Light-sensing retinal eye cells have been grown from human skin cells for the first time. This raises the future possibility of restoring vision to patients with retinas damaged by certain degenerative diseases, by growing rescue or repair cells from the patient's skin. In the shorter term, the breakthrough will further research on genetically-linked eye disorders. For example, scientists will be able to cultivate retinal cells with a chosen genetic defect and then use them to screen potential new drugs that might treat or cure a given condition. The team, from the University of Wisconsin, US, published their research in the August issue of Proceedings of the National Academy of Sciences.
Many genetic conditions lead to degeneration of the retina resulting in partial or complete loss of vision. Two such conditions are retinitis pigmentosa and macular degeneration (affecting an estimated one million people worldwide), both of which lead to a narrowed visual field, and eventual loss of sight. 'In particular these diseases are quite devastating to the patients who are affected by them,' stated David Gamm, an assistant professor of ophthalmology and visual sciences at the University of Wisconsin and lead researcher on the study. 'They rob them of their vision either when they are younger, in the case of retinitis pigmentosa, or when they are older, in the case of macular degeneration. And there are no cures and very few if any treatments for them.' Gamm says his research could benefit people who have these conditions.

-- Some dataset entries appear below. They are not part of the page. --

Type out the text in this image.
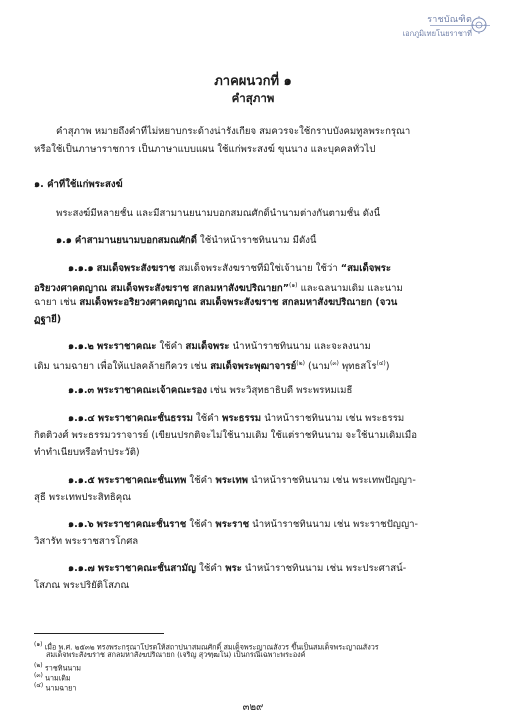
ราชบัณฑิต
เอกภูมิเทยโนยราชาที่
ภาคผนวกที่ ๑
คำสุภาพ
คำสุภาพ หมายถึงคำที่ไม่หยาบกระด้างน่ารังเกียจ สมควรจะใช้กราบบังคมทูลพระกรุณา
หรือใช้เป็นภาษาราชการ เป็นภาษาแบบแผน ใช้แก่พระสงฆ์ ขุนนาง และบุคคลทั่วไป
๑. คำที่ใช้แก่พระสงฆ์
พระสงฆ์มีหลายชั้น และมีสามานยนามบอกสมณศักดิ์นำนามต่างกันตามชั้น ดังนี้
๑.๑ คำสามานยนามบอกสมณศักดิ์ ใช้นำหน้าราชทินนาม มีดังนี้
๑.๑.๑ สมเด็จพระสังฆราช สมเด็จพระสังฆราชที่มิใช่เจ้านาย ใช้ว่า “สมเด็จพระ
อริยวงศาคตญาณ สมเด็จพระสังฆราช สกลมหาสังฆปริณายก”$^{(๑)}$ และฉลนามเดิม และนาม
ฉายา เช่น สมเด็จพระอริยวงศาคตญาณ สมเด็จพระสังฆราช สกลมหาสังฆปริณายก (จวน
ฏฐายี)
๑.๑.๒ พระราชาคณะ ใช้คำ สมเด็จพระ นำหน้าราชทินนาม และจะลงนาม
เดิม นามฉายา เพื่อให้แปลคล้ายกีควร เช่น สมเด็จพระพุฒาจารย์$^{(๒)}$ (นาม$^{(๓)}$ พุทธสโร$^{(๔)}$)
๑.๑.๓ พระราชาคณะเจ้าคณะรอง เช่น พระวิสุทธาธิบดี พระพรหมเมธี
๑.๑.๔ พระราชาคณะชั้นธรรม ใช้คำ พระธรรม นำหน้าราชทินนาม เช่น พระธรรม
กิตติวงศ์ พระธรรมวราจารย์ (เขียนปรกติจะไม่ใช้นามเดิม ใช้แต่ราชทินนาม จะใช้นามเดิมเมื่อ
ทำทำเนียบหรือทำประวัติ)
๑.๑.๕ พระราชาคณะชั้นเทพ ใช้คำ พระเทพ นำหน้าราชทินนาม เช่น พระเทพปัญญา-
สุธี พระเทพประสิทธิคุณ
๑.๑.๖ พระราชาคณะชั้นราช ใช้คำ พระราช นำหน้าราชทินนาม เช่น พระราชปัญญา-
วิสารัท พระราชสารโกศล
๑.๑.๗ พระราชาคณะชั้นสามัญ ใช้คำ พระ นำหน้าราชทินนาม เช่น พระประศาสน์-
โสภณ พระปริยัติโสภณ
$^{(๑)}$ เมื่อ พ.ศ. ๒๕๓๒ ทรงพระกรุณาโปรดให้สถาปนาสมณศักดิ์ สมเด็จพระญาณสังวร ขึ้นเป็นสมเด็จพระญาณสังวร
สมเด็จพระสังฆราช สกลมหาสังฆปริณายก (เจริญ สุวฑฺฒโน) เป็นกรณีเฉพาะพระองค์
$^{(๒)}$ ราชทินนาม
$^{(๓)}$ นามเดิม
$^{(๔)}$ นามฉายา
๓๒๙
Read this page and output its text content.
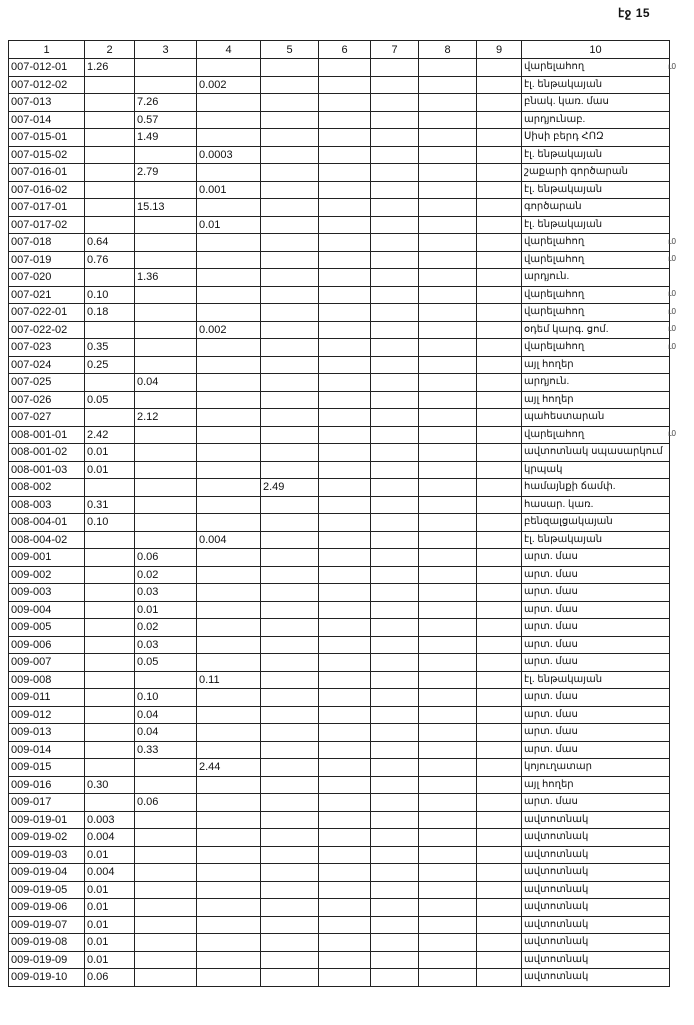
էջ 15
1	2	3	4	5	6	7	8	9	10
007-012-01	1.26								վարելահող
007-012-02			0.002						էլ. ենթակայան
007-013		7.26							բնակ. կառ. մաս
007-014		0.57							արդյունաբ.
007-015-01		1.49							Սիսի բերդ ՀՈԶ
007-015-02			0.0003						էլ. ենթակայան
007-016-01		2.79							շաքարի գործարան
007-016-02			0.001						էլ. ենթակայան
007-017-01		15.13							գործարան
007-017-02			0.01						էլ. ենթակայան
007-018	0.64								վարելահող
007-019	0.76								վարելահող
007-020		1.36							արդյուն.
007-021	0.10								վարելահող
007-022-01	0.18								վարելահող
007-022-02			0.002						օդեմ կարգ. ցոմ.
007-023	0.35								վարելահող
007-024	0.25								այլ հողեր
007-025		0.04							արդյուն.
007-026	0.05								այլ հողեր
007-027		2.12							պահեստարան
008-001-01	2.42								վարելահող
008-001-02	0.01								ավտոտնակ սպասարկում
008-001-03	0.01								կրպակ
008-002				2.49					համայնքի ճամփ.
008-003	0.31								հասար. կառ.
008-004-01	0.10								բենզալցակայան
008-004-02			0.004						էլ. ենթակայան
009-001		0.06							արտ. մաս
009-002		0.02							արտ. մաս
009-003		0.03							արտ. մաս
009-004		0.01							արտ. մաս
009-005		0.02							արտ. մաս
009-006		0.03							արտ. մաս
009-007		0.05							արտ. մաս
009-008			0.11						էլ. ենթակայան
009-011		0.10							արտ. մաս
009-012		0.04							արտ. մաս
009-013		0.04							արտ. մաս
009-014		0.33							արտ. մաս
009-015			2.44						կոյուղատար
009-016	0.30								այլ հողեր
009-017		0.06							արտ. մաս
009-019-01	0.003								ավտոտնակ
009-019-02	0.004								ավտոտնակ
009-019-03	0.01								ավտոտնակ
009-019-04	0.004								ավտոտնակ
009-019-05	0.01								ավտոտնակ
009-019-06	0.01								ավտոտնակ
009-019-07	0.01								ավտոտնակ
009-019-08	0.01								ավտոտնակ
009-019-09	0.01								ավտոտնակ
009-019-10	0.06								ավտոտնակ
ւ0
ւ0
ւ0
ւ0
ւ0
ւ0
ւ0
ւ0
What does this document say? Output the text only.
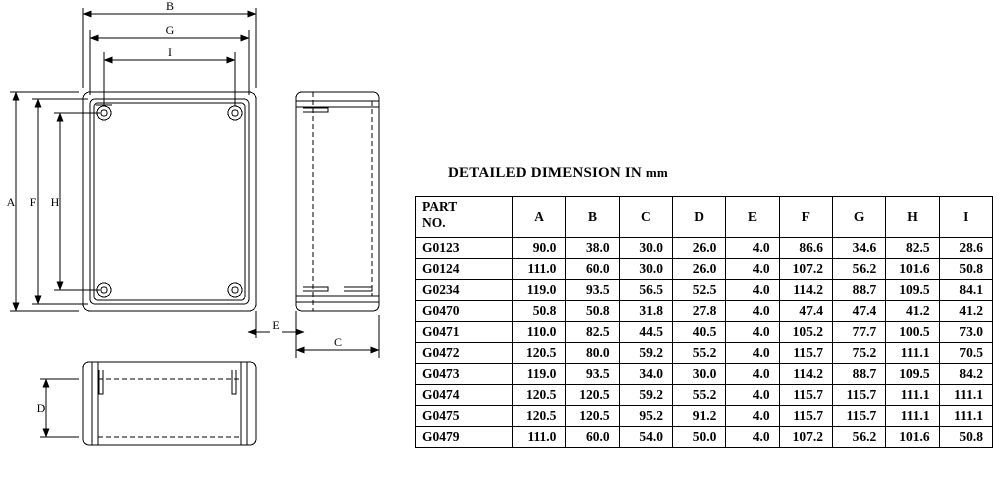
B
G
I
A F H
E
C
D
DETAILED DIMENSION IN mm
PART
NO.	A	B	C	D	E	F	G	H	I
G0123	90.0	38.0	30.0	26.0	4.0	86.6	34.6	82.5	28.6
G0124	111.0	60.0	30.0	26.0	4.0	107.2	56.2	101.6	50.8
G0234	119.0	93.5	56.5	52.5	4.0	114.2	88.7	109.5	84.1
G0470	50.8	50.8	31.8	27.8	4.0	47.4	47.4	41.2	41.2
G0471	110.0	82.5	44.5	40.5	4.0	105.2	77.7	100.5	73.0
G0472	120.5	80.0	59.2	55.2	4.0	115.7	75.2	111.1	70.5
G0473	119.0	93.5	34.0	30.0	4.0	114.2	88.7	109.5	84.2
G0474	120.5	120.5	59.2	55.2	4.0	115.7	115.7	111.1	111.1
G0475	120.5	120.5	95.2	91.2	4.0	115.7	115.7	111.1	111.1
G0479	111.0	60.0	54.0	50.0	4.0	107.2	56.2	101.6	50.8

His team successfully grew multiple types of retinal cells from both induced pluripotent stem cells (iPS cells), derived from human skin cells as well as the more traditional embryonic stem cells - both of which have the capability of growing in to almost every kind of cell in the body. 'This is an important step forward for us, as it not only confirms that multiple retinal cells can be derived from human iPS cells using the Wisconsin approach, but also shows how similar the process is to normal human retinal development,' said Gamm. 'That is quite remarkable given that the starting cell is so different from a retinal cell and the whole process takes place in a plastic dish.' These cultivated retinal cells could be used to screen new drugs, or even replace damaged retinal cells, in theory.
Gamm believes the same technique can be used to help scientists find treatments for other genetic diseases that affect different parts of the body. 'Now we could take theoretically any human disease, especially those that have specific gene defects underlying them, and produce cell types of interest in those diseases and test them directly for the efficacy of various drugs or how in fact those cells die in disease,' he said.